Because if they do get their mitts on it, they will create a less then convenient scheme for consumers in order to keep recycling rates low so they don't have to pay back consumers refunds.
There are billions of drinks sold in Australia each year and that means lots of 10 cent refunds, avoiding paying back some of these is worth hundreds of millions of dollars a year to the big beverage manufacturers.
It's unfortunate some, like Ms Armitage and Mr Kearney, have decided to drink the Kool-Aid.
Tasmania's proposed container deposit scheme will be good for the environment, consumers and community groups.
Robert Kelman, South Hobart.
DON'T TURN A BLIND EYE
ONE wonders when watching a recent news report on the Chinese navy celebrating the commissioning of three new warships.
Was Australian iron ore used to make the steel for these ships?
If so, (and it is every possibility it was) let's hope the record prices offered for our iron ore has not clouded our sense of national security. Let's not be blind to what is happening just to our North, in the South China Sea.
Robert Lee, Summerhill.
THINGS COULD STILL GET WORSE
I REFER to James Lutwyche letter (The Examiner, April 29).
You state the AFL has a larger crowd capacity sitting side by side.
The thing is they are seated in their allocated seats (easy for tracing).
Just imagine if just one person who was unaware they were carrying the COVID virus was walking around Agfest all day, interacting with so many people from all over our state and all the mainland visitors.
What a nightmare.
I feel sorry for the Agfest committee for all their hard work, and the people who missed out on tickets.
But really - do we want to go back into lockdown, or worse?

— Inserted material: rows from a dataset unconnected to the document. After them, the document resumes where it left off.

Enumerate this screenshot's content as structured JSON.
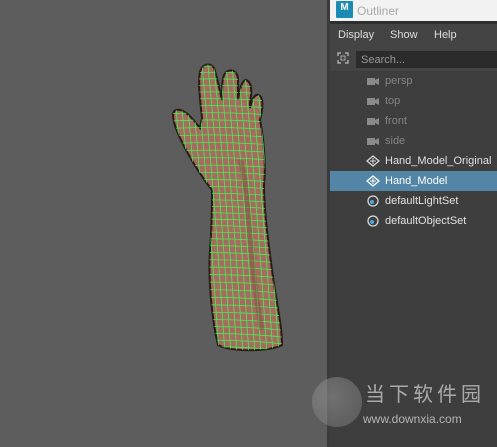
{
  "window": {
    "title": "Outliner",
    "app_icon_letter": "M"
  },
  "menu": {
    "items": [
      "Display",
      "Show",
      "Help"
    ]
  },
  "search": {
    "placeholder": "Search..."
  },
  "outliner": {
    "items": [
      {
        "label": "persp",
        "icon": "camera-icon"
      },
      {
        "label": "top",
        "icon": "camera-icon"
      },
      {
        "label": "front",
        "icon": "camera-icon"
      },
      {
        "label": "side",
        "icon": "camera-icon"
      },
      {
        "label": "Hand_Model_Original",
        "icon": "transform-node-icon"
      },
      {
        "label": "Hand_Model",
        "icon": "transform-node-icon",
        "selected": true
      },
      {
        "label": "defaultLightSet",
        "icon": "object-set-icon"
      },
      {
        "label": "defaultObjectSet",
        "icon": "object-set-icon"
      }
    ]
  },
  "viewport": {
    "object": "hand-mesh",
    "wireframe_color": "#34ff55",
    "skin_color": "#a86a5e"
  },
  "colors": {
    "selection": "#5285a6",
    "viewport_bg": "#5d5d5d",
    "panel_bg": "#444444"
  },
  "watermark": {
    "name": "当下软件园",
    "url": "www.downxia.com"
  }
}
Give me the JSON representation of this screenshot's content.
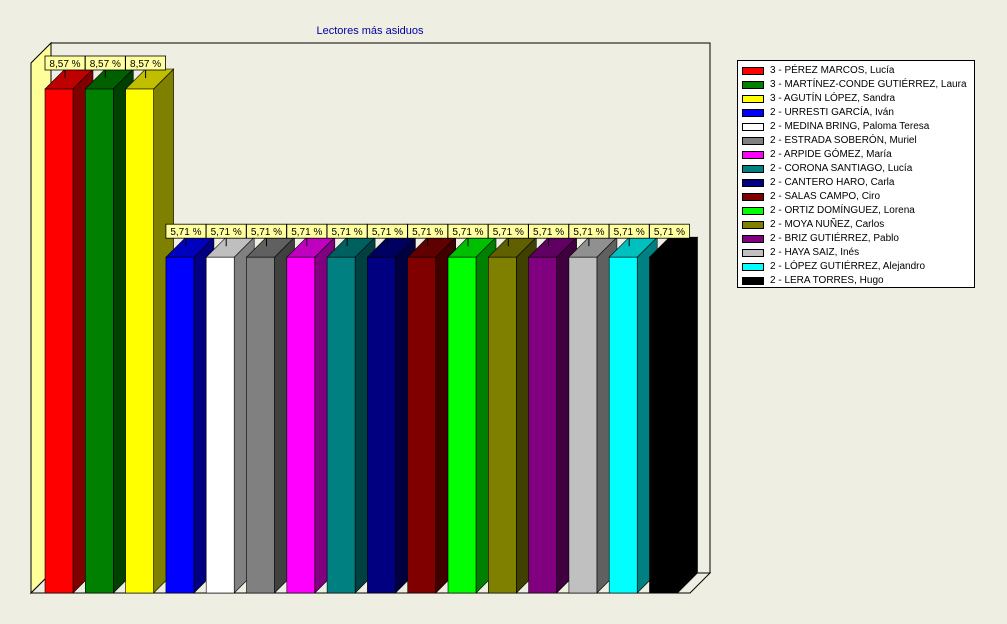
{
  "chart_data": {
    "type": "bar",
    "title": "Lectores más asiduos",
    "legend_position": "right",
    "ylim": [
      0,
      9.6
    ],
    "categories": [
      "3  - PÉREZ MARCOS, Lucía",
      "3  - MARTÍNEZ-CONDE GUTIÉRREZ, Laura",
      "3  - AGUTÍN LÓPEZ, Sandra",
      "2  - URRESTI GARCÍA, Iván",
      "2  - MEDINA BRING, Paloma Teresa",
      "2  - ESTRADA SOBERÓN, Muriel",
      "2  - ARPIDE GÓMEZ, María",
      "2  - CORONA SANTIAGO, Lucía",
      "2  - CANTERO HARO, Carla",
      "2  - SALAS CAMPO, Ciro",
      "2  - ORTIZ DOMÍNGUEZ, Lorena",
      "2  - MOYA NUÑEZ, Carlos",
      "2  - BRIZ GUTIÉRREZ, Pablo",
      "2  - HAYA SAIZ, Inés",
      "2  - LÓPEZ GUTIÉRREZ, Alejandro",
      "2  - LERA TORRES, Hugo"
    ],
    "values": [
      8.57,
      8.57,
      8.57,
      5.71,
      5.71,
      5.71,
      5.71,
      5.71,
      5.71,
      5.71,
      5.71,
      5.71,
      5.71,
      5.71,
      5.71,
      5.71
    ],
    "data_labels": [
      "8,57 %",
      "8,57 %",
      "8,57 %",
      "5,71 %",
      "5,71 %",
      "5,71 %",
      "5,71 %",
      "5,71 %",
      "5,71 %",
      "5,71 %",
      "5,71 %",
      "5,71 %",
      "5,71 %",
      "5,71 %",
      "5,71 %",
      "5,71 %"
    ],
    "colors": [
      "#FF0000",
      "#008000",
      "#FFFF00",
      "#0000FF",
      "#FFFFFF",
      "#808080",
      "#FF00FF",
      "#008080",
      "#000080",
      "#800000",
      "#00FF00",
      "#808000",
      "#800080",
      "#C0C0C0",
      "#00FFFF",
      "#000000"
    ]
  }
}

Jennifer Colgrave, Riverside.
WHY WE WON'T BE BACK
THE quota numbers at Agfest are ridiculous.
Just 10,000 a day, yet 22,000 at Symmons Plains and similar at the footy.
We have invested heavily to get there, like we have for the last 10 years.

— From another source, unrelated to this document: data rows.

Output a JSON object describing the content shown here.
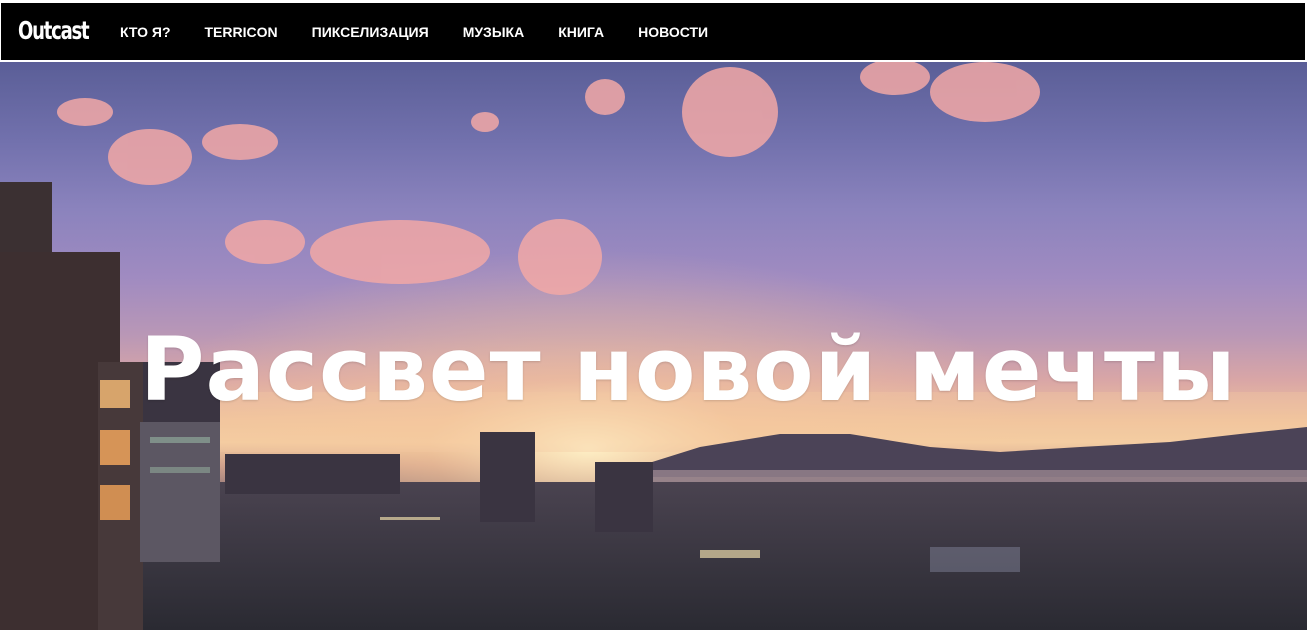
{
  "header": {
    "logo": "Outcast",
    "nav": [
      {
        "label": "КТО Я?"
      },
      {
        "label": "TERRICON"
      },
      {
        "label": "ПИКСЕЛИЗАЦИЯ"
      },
      {
        "label": "МУЗЫКА"
      },
      {
        "label": "КНИГА"
      },
      {
        "label": "НОВОСТИ"
      }
    ]
  },
  "hero": {
    "title": "Рассвет новой мечты",
    "image_alt_semantic": "sunset-city-skyline-photo"
  },
  "colors": {
    "navbar_bg": "#000000",
    "nav_text": "#ffffff",
    "hero_title": "#ffffff"
  }
}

Yet we found out through a mistake on our part that we cannot get tickets, but they can give us a car park pass.
So I guess the only chance is if there is a good Samaritan out there with some tickets we will be visiting tourist spots till the ferry leaves the following week.
We will probably not be back next year, unfortunately.

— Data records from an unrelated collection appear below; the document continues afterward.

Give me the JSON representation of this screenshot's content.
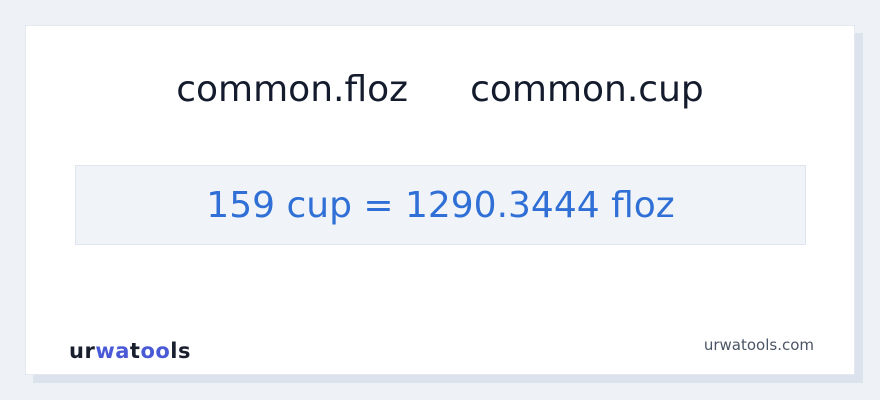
{
  "header": {
    "unit_from": "common.floz",
    "unit_to": "common.cup"
  },
  "result": {
    "text": "159 cup = 1290.3444 floz"
  },
  "branding": {
    "logo_part1": "ur",
    "logo_part2": "wa",
    "logo_part3": "t",
    "logo_part4": "oo",
    "logo_part5": "ls",
    "domain": "urwatools.com",
    "accent_color": "#4a5ad6"
  },
  "colors": {
    "result_text": "#2f6fd6",
    "heading_text": "#141b2d",
    "background": "#eef1f6"
  }
}
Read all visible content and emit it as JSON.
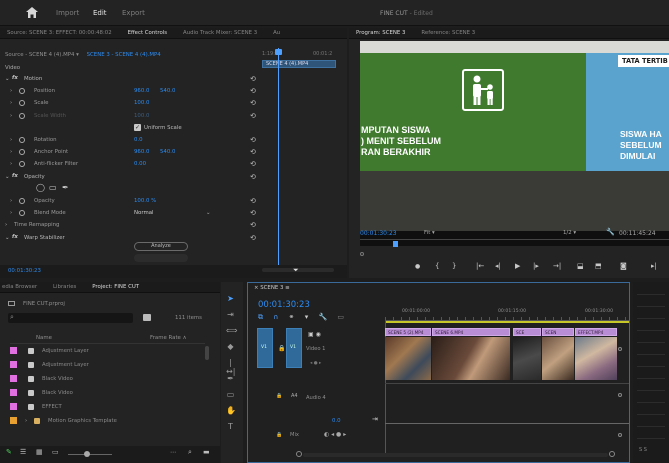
{
  "topbar": {
    "home_icon": "home-icon",
    "tabs": [
      "Import",
      "Edit",
      "Export"
    ],
    "active_tab": "Edit",
    "project_title": "FINE CUT",
    "project_status": "- Edited"
  },
  "effect_panel": {
    "tabs": [
      "Source: SCENE 3: EFFECT: 00:00:48:02",
      "Effect Controls",
      "Audio Track Mixer: SCENE 3",
      "Au"
    ],
    "source": "Source - SCENE 4 (4).MP4",
    "sequence": "SCENE 3 - SCENE 4 (4).MP4",
    "ruler_start": "1:19:00",
    "ruler_end": "00:01:2",
    "clip_bar": "SCENE 4 (4).MP4",
    "section_video": "Video",
    "params": [
      {
        "name": "Motion",
        "value": "",
        "value2": "",
        "kind": "fx"
      },
      {
        "name": "Position",
        "value": "960.0",
        "value2": "540.0",
        "kind": "param"
      },
      {
        "name": "Scale",
        "value": "100.0",
        "value2": "",
        "kind": "param"
      },
      {
        "name": "Scale Width",
        "value": "100.0",
        "value2": "",
        "kind": "param-disabled"
      },
      {
        "name": "Uniform Scale",
        "value": "",
        "value2": "",
        "kind": "checkbox"
      },
      {
        "name": "Rotation",
        "value": "0.0",
        "value2": "",
        "kind": "param"
      },
      {
        "name": "Anchor Point",
        "value": "960.0",
        "value2": "540.0",
        "kind": "param"
      },
      {
        "name": "Anti-flicker Filter",
        "value": "0.00",
        "value2": "",
        "kind": "param"
      },
      {
        "name": "Opacity",
        "value": "",
        "value2": "",
        "kind": "fx"
      },
      {
        "name": "",
        "value": "",
        "value2": "",
        "kind": "masks"
      },
      {
        "name": "Opacity",
        "value": "100.0 %",
        "value2": "",
        "kind": "param"
      },
      {
        "name": "Blend Mode",
        "value": "Normal",
        "value2": "",
        "kind": "select"
      },
      {
        "name": "Time Remapping",
        "value": "",
        "value2": "",
        "kind": "section"
      },
      {
        "name": "Warp Stabilizer",
        "value": "",
        "value2": "",
        "kind": "fx"
      }
    ],
    "analyze_button": "Analyze",
    "timecode": "00:01:30:23"
  },
  "program": {
    "tabs": [
      "Program: SCENE 3",
      "Reference: SCENE 3"
    ],
    "scene_text_left": [
      "MPUTAN SISWA",
      ") MENIT SEBELUM",
      "RAN BERAKHIR"
    ],
    "scene_text_right": [
      "SISWA HA",
      "SEBELUM",
      "DIMULAI"
    ],
    "scene_top_right": "TATA TERTIB",
    "timecode": "00:01:30:23",
    "fit": "Fit",
    "resolution": "1/2",
    "duration": "00:11:45:24"
  },
  "project": {
    "tabs": [
      "edia Browser",
      "Libraries",
      "Project: FINE CUT"
    ],
    "file": "FINE CUT.prproj",
    "items_count": "111 items",
    "col_name": "Name",
    "col_rate": "Frame Rate",
    "items": [
      {
        "name": "Adjustment Layer",
        "color": "#e070e0",
        "type": "clip"
      },
      {
        "name": "Adjustment Layer",
        "color": "#e070e0",
        "type": "clip"
      },
      {
        "name": "Black Video",
        "color": "#e070e0",
        "type": "clip"
      },
      {
        "name": "Black Video",
        "color": "#e070e0",
        "type": "clip"
      },
      {
        "name": "EFFECT",
        "color": "#e070e0",
        "type": "clip"
      },
      {
        "name": "Motion Graphics Template",
        "color": "#e8a030",
        "type": "folder"
      }
    ]
  },
  "timeline": {
    "tab": "SCENE 3",
    "timecode": "00:01:30:23",
    "ruler": [
      "00:01:00:00",
      "00:01:15:00",
      "00:01:30:00"
    ],
    "track_v1": "Video 1",
    "track_a": "Audio 4",
    "mix_value": "0.0",
    "mix_label": "Mix",
    "clips": [
      "SCENE 5 (2).MP4",
      "SCENE 6.MP4",
      "SCE",
      "SCEN",
      "EFFECT.MP4"
    ],
    "clip_codes": [
      "V1",
      "V1"
    ]
  },
  "colors": {
    "accent": "#2c8cf2",
    "playhead": "#4da0ff",
    "green_wall": "#3f7a2e",
    "clip": "#b98cd6"
  }
}
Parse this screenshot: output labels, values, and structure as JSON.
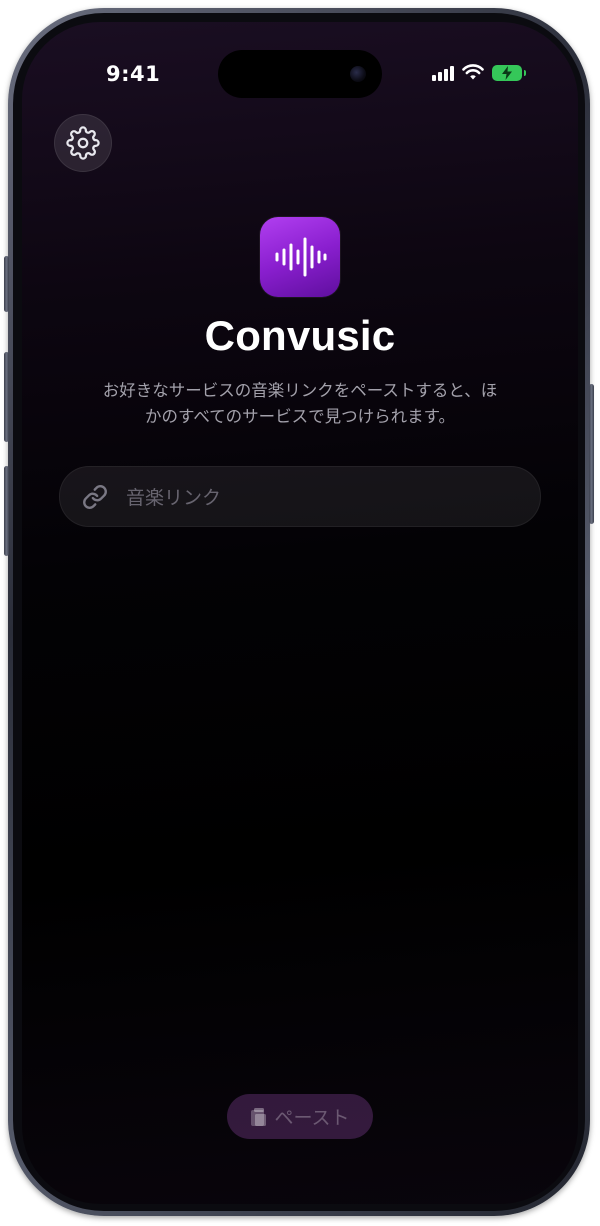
{
  "status_bar": {
    "time": "9:41"
  },
  "settings": {
    "icon": "gear-icon"
  },
  "app": {
    "icon": "waveform-icon",
    "name": "Convusic",
    "description": "お好きなサービスの音楽リンクをペーストすると、ほかのすべてのサービスで見つけられます。"
  },
  "link_field": {
    "icon": "link-icon",
    "value": "",
    "placeholder": "音楽リンク"
  },
  "paste_button": {
    "icon": "clipboard-icon",
    "label": "ペースト"
  },
  "colors": {
    "accent": "#9b2ee0",
    "battery": "#35c759",
    "background": "#000000"
  }
}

Barry Tanner, Bacchus Marsh.
RESTRICTIONS 'OVER THE TOP'
IT seems strange that Agfest visitors have been restricted to just 10,000 by the laws that are, when AFL matches are not.
The area that Agfest uses is mainly open ground, with just a few tents that the exhibitors use.
Whereas at the footy, you are sitting next to people and confined to the area for a fixed time.
Common sense would indicate that restrictions are over the top and should be repelled and no limit placed on the event.